# Reno After a snow storm!



## rdlsreno (Dec 13, 2009)

Such a winter wonderland! Brrrrrrrrrr!


Ramon


----------



## NYEric (Dec 13, 2009)

Excellent, man I'd so be skiing!


----------



## Yoyo_Jo (Dec 13, 2009)

Great photos, though the subject matter is not really near and dear to my heart.


----------



## Roly0217 (Dec 13, 2009)

WOW !!! That's beautiful !!! I love the serenity of it all. Are those eagles flying and on the top of the trees ??


----------



## rdlsreno (Dec 13, 2009)

Yep and Canadian geese at the top corner of the mountain picture.

Ramon


----------



## smartie2000 (Dec 13, 2009)

beautiful photos...really beautiful. I see geese!!

But it was 36 below zero degrees celius today... My face got burnt off!


----------



## Candace (Dec 13, 2009)

Those are beautiful, Ramon. We've had lots of rain here, the last few days in the Sacramento area. You can keep your snow and I'll just look at your pretty photos;>


----------



## Kevin (Dec 14, 2009)

Beautiful photos! What was the temperature when you took those?


----------



## rdlsreno (Dec 14, 2009)

Kevin said:


> Beautiful photos! What was the temperature when you took those?



8F.

Ramon


----------



## JeanLux (Dec 14, 2009)

Bravo for those very 'cool' pictures Ramon!!!! 
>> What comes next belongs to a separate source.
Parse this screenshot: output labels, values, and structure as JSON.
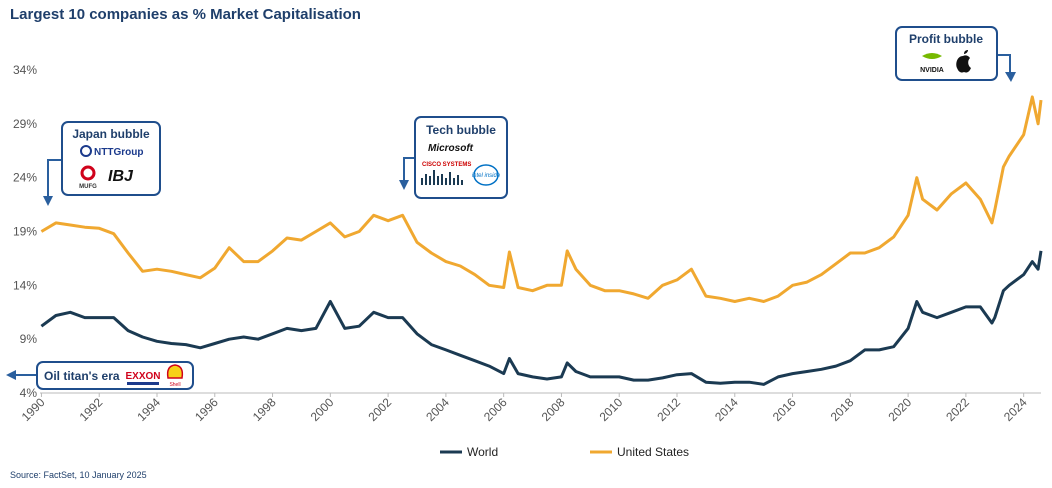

We had our first snow yesterday, but not enough to remain !!! Jean


----------



## KyushuCalanthe (Dec 14, 2009)

Gorgeous shots! Truly a white Christmas.


----------



## Clark (Dec 14, 2009)

Nice!


----------



## etex (Dec 14, 2009)

Ramon- You take awesome photos!! It really does look like a winter wonderland!!


----------



## Heather (Dec 14, 2009)

Gorgeous!


----------



## goldenrose (Dec 14, 2009)

Pretty to look at, may not be so pretty if you have to deal with it!


----------



## Hera (Dec 14, 2009)

Gosh, how pretty could a place get! I love to look at the snow, I just don't love to deal with the cold.


----------



## nikv (Dec 14, 2009)

Very nice photos, Ramon! We received rain here in the Bay Area althought today is nice and sunny. Warmer, too!


----------



## biothanasis (Dec 14, 2009)

Impressive and spectacular photos!!!!!!!!!!!!!!!


----------



## emydura (Dec 14, 2009)

Nice Ramon. Looks a bit cooler than here in Canberra. Going to be 36oC here today and tomorrow.

David


----------



## SlipperFan (Dec 14, 2009)

Beautiful photos, Ramon. I especially like the last one.


----------



## Shiva (Dec 15, 2009)

It looks very much like that here, but all we have in winter are mountains of snow. :sob:


----------



## Gilda (Dec 15, 2009)

Beautiful scenes and photos ! This is how I like to enjoy snow..from a distance !:wink:


----------



## swamprad (Dec 15, 2009)

Those are some great photos, Ramon!


----------



## rdlsreno (Dec 15, 2009)

Thanks!


Ramon


----------



## Lanmark (Dec 16, 2009)

Beautiful and breathtaking photographs!


----------